Кажется, его не беспокоило, странно это или нет. Что-то другое его беспокоило.
– Почему вы разошлись? – спросил он.
Трудно было понять, зачем ему надо это знать.
– Он нашел себе другую женщину. Молодую. Хотел бы, правда, и меня при себе сохранить, но я не захотела. Вот и все. Ничего особенного. Так у многих бывает в нашем возрасте.
– Я не найду себе другую женщину, – сказал он.
Он сказал это так серьезно, что тут уж Ольга не выдержала и расхохоталась. Она чуть не плакала от смеха, да что там чуть, у нее в самом деле слезы полились из глаз.
– Ты мне не веришь? – расстроенно спросил Герман. Он лежал на ковре, закинув руки за голову, и смотрел исподлобья. – Ну почему ты смеешься?
– Потому что ты очень мужчина. – Ольга наклонилась и поцеловала его. – Вопрос – ответ. Муж тебя бросил – я тебя не брошу.
– Но это же правда. – Герман уже сидел рядом, заглядывая Ольге в глаза. – Я правда тебя не брошу. Что ж я, дурак, тебя бросить? Ну, о чем ты думаешь? Боишься разочарования? – вдруг догадался он. – Потому что не девочка уже и разочаровываться будет тяжело?
Ольга вздрогнула. Он сказал об этом теми же словами, что и мама.
– Я не знаю… – тихо проговорила она. – Ничего я не знаю, Гера…
– А я знаю. Мне есть с чем сравнивать, Оля, уж ты не обижайся, – твердо, даже жестко сказал Герман. – Вот это все, что у нас с тобой так неожиданно вышло, – есть мне с чем это сравнить. Больше я мимо не пройду, – не совсем понятно добавил он. – Так что давай попробуем друг к другу приладиться. В быту я довольно непритязателен. Хотя черт его знает, может, это я себя умиротворенно оцениваю, а на самом деле все не так.
– Посмотрим, так или не так, – усмехнулась Ольга.
– Посмотри, Оля, посмотри! – произнес он почти жалобно. – Я тебя очень буду любить, честное слово.
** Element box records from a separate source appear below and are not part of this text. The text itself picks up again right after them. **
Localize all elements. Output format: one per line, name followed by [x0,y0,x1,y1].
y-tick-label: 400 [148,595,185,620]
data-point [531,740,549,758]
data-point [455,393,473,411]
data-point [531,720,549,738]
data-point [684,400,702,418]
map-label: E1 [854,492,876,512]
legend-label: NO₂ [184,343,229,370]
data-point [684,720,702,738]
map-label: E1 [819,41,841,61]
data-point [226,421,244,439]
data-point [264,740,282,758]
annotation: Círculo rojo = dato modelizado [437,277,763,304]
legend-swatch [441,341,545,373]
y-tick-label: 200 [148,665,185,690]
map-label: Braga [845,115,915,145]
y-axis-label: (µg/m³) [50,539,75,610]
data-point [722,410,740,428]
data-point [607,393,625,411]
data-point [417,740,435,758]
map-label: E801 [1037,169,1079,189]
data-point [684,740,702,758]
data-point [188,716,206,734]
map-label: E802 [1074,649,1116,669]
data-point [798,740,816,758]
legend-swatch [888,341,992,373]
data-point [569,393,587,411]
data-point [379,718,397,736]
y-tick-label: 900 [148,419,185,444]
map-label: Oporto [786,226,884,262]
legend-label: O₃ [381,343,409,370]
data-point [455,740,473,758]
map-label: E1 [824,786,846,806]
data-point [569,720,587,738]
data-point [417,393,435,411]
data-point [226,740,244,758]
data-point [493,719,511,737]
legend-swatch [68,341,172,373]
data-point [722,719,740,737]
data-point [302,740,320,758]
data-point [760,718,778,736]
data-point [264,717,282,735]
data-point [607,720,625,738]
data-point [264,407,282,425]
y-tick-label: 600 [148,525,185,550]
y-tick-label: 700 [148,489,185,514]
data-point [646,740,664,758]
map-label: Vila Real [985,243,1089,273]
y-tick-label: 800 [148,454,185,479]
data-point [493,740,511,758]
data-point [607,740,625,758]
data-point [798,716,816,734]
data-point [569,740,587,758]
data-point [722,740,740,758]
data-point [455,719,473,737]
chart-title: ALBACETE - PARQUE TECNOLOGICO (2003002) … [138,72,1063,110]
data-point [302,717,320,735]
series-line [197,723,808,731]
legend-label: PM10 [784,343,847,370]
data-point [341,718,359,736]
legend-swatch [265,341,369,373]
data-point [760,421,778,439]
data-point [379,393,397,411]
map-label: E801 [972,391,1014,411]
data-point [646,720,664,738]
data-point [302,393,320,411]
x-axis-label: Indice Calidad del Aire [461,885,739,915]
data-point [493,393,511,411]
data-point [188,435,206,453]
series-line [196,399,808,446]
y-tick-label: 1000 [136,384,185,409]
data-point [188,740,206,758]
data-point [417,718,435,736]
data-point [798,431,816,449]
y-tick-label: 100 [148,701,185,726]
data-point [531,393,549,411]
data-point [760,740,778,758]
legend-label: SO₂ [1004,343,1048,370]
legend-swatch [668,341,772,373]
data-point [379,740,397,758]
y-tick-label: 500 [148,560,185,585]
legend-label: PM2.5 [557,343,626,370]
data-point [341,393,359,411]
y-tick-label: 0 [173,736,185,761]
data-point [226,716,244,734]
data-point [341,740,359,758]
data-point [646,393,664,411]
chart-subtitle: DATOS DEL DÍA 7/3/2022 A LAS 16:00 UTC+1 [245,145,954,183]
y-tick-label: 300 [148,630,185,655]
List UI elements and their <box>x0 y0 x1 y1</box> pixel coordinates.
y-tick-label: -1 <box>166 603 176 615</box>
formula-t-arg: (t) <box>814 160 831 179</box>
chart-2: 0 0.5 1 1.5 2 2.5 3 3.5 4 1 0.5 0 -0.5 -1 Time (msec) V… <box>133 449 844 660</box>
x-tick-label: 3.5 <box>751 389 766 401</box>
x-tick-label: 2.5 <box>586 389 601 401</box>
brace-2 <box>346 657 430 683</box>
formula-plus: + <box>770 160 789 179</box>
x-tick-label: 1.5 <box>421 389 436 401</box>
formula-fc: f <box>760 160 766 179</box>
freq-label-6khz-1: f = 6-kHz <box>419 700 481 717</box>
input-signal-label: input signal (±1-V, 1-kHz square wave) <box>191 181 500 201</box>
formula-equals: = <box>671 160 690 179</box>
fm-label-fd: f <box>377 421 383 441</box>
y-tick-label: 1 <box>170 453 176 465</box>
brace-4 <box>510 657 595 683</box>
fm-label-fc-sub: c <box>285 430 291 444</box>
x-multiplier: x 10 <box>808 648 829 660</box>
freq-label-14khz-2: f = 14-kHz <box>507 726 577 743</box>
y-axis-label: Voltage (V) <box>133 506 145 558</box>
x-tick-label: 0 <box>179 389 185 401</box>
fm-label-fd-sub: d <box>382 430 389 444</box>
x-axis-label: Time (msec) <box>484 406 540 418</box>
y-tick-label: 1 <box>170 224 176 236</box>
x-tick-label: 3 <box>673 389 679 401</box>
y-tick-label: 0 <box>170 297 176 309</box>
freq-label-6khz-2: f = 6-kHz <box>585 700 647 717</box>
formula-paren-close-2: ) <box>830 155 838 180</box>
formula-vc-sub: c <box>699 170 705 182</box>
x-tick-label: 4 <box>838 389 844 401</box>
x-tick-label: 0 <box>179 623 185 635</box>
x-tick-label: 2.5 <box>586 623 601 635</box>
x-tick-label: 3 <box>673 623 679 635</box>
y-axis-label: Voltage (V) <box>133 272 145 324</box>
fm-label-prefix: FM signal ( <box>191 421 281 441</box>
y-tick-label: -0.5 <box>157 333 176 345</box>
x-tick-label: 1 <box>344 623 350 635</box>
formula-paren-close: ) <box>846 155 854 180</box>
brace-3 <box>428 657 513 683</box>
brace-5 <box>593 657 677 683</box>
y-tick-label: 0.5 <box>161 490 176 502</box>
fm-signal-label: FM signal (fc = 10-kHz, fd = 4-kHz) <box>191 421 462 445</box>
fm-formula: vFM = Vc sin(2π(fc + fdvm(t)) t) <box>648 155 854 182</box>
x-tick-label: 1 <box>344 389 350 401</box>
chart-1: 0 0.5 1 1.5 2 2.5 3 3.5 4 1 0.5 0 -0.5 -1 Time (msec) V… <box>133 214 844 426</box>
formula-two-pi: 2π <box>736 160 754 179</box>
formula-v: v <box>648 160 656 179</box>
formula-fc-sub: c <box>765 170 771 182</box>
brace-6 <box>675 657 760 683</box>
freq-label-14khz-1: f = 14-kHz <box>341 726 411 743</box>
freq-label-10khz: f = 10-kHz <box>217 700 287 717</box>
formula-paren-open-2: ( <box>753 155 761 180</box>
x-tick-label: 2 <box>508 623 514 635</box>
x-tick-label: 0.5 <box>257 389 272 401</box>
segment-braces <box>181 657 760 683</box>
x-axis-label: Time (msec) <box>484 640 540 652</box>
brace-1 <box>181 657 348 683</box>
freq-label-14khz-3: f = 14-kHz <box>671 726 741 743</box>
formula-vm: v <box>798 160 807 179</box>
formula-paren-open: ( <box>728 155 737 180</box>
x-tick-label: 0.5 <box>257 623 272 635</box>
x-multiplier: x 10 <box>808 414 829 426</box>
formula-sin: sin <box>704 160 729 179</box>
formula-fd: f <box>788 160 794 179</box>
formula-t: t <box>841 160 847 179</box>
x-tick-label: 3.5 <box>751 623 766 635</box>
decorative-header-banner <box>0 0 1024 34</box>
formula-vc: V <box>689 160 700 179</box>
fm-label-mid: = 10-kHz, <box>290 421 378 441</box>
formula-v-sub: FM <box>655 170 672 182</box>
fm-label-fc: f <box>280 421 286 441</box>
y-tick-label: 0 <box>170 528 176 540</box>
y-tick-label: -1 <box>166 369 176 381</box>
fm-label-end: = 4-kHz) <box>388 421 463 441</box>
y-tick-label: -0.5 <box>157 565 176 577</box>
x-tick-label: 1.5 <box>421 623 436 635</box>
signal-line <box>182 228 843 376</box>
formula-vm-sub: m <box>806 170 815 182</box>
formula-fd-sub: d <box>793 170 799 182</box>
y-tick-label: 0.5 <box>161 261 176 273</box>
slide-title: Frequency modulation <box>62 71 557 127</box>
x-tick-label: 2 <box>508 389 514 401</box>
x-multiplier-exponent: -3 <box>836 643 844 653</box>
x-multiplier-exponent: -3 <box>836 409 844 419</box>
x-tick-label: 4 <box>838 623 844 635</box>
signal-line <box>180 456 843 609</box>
Я тебя уже сейчас люблю.
И тут его голос переменился: исчезли жалобные, немножко преувеличенные, немножко иронические, немножко тревожные интонации. Он осторожно коснулся Ольгиной щеки, провел по ней рукою.
– Люблю я тебя, Оля, – сказал он тихо.
– Не знаю, обо что ты руки потер, – так же тихо сказала она. – Но у меня от твоих рук все переворачивается.
Она прижала его ладонь к своей щеке, послушала бурю, которая там, в его ладони, снова поднималась. Потом перестала слушать – он снова обнял ее и снова стал целовать. Теперь все, что он делал с нею, уже не напоминало удар молнии. Если они и прилаживались друг к другу, то происходило это без сбивчивого труда – общим легким дыханием.
Когда они снова лежали рядом – ее голова у него на плече, – Ольга скосила глаза и спросила:
– Ой, а что это за шрамы у тебя?
Она не заметила этих шрамов раньше, потому что лежала на другом его плече. Они были бы похожи на царапины, если бы не были такими широкими и длинными.
– Не обращай внимания. Шрамы не украшают мужчину, уверяю тебя. Во всяком случае, в моей профессии. Не украшают, а свидетельствуют о его недоработке или даже глупости.
– А какая у тебя была недоработка? – не отставала Ольга.
Его профессия вызывала у нее опаску.
– Не рассчитал наркоз для медведя. Правда, несколько извиняет то, что оперировал в неподходящих условиях. На снегу практически, в тайге под Уссурийском. Он и проснулся не вовремя.
– И что? – со страхом спросила Ольга.
– Да ничего, ничего. Выкрутились как-то. Ассистент у меня был мощный, такой, знаешь, какие раньше на медведя в одиночку с рогатиной ходили. Обошлось.
– Как же обошлось?.. – пробормотала Ольга.
И вдруг заметила, что Герман спит. Он уснул мгновенно, посреди не фразы даже, а слова.
«А еще говоришь, не устал».
Она чуть не сказала это вслух, но побоялась его разбудить. Хотя вряд ли его разбудил бы сейчас даже гром.
«Как медведь под наркозом!» – подумала Ольга.
Ей стало весело. Он совсем не похож был на медведя.
Она поискала взглядом какое-нибудь одеяло, плед, что-нибудь, чтобы его накрыть. Но ничего ей на глаза не попалось. Тогда она легла рядом, прижалась к нему, положила руку ему на грудь.
Наконец в его теле был покой. Не тревога, не порыв – покой.
Ольга лежала рядом, слушала, что происходит в нем сейчас, когда он спит, и думала, можно ли начать жизнь с чистого листа.
Она этого не знала. Она другое знала: в мужчине, которого она чувствует всего и всей собою, чистота бесконечная, ясная, сильная – и всю эту силу чистого листа он предложил ей.
И все поэтому казалось ей возможным.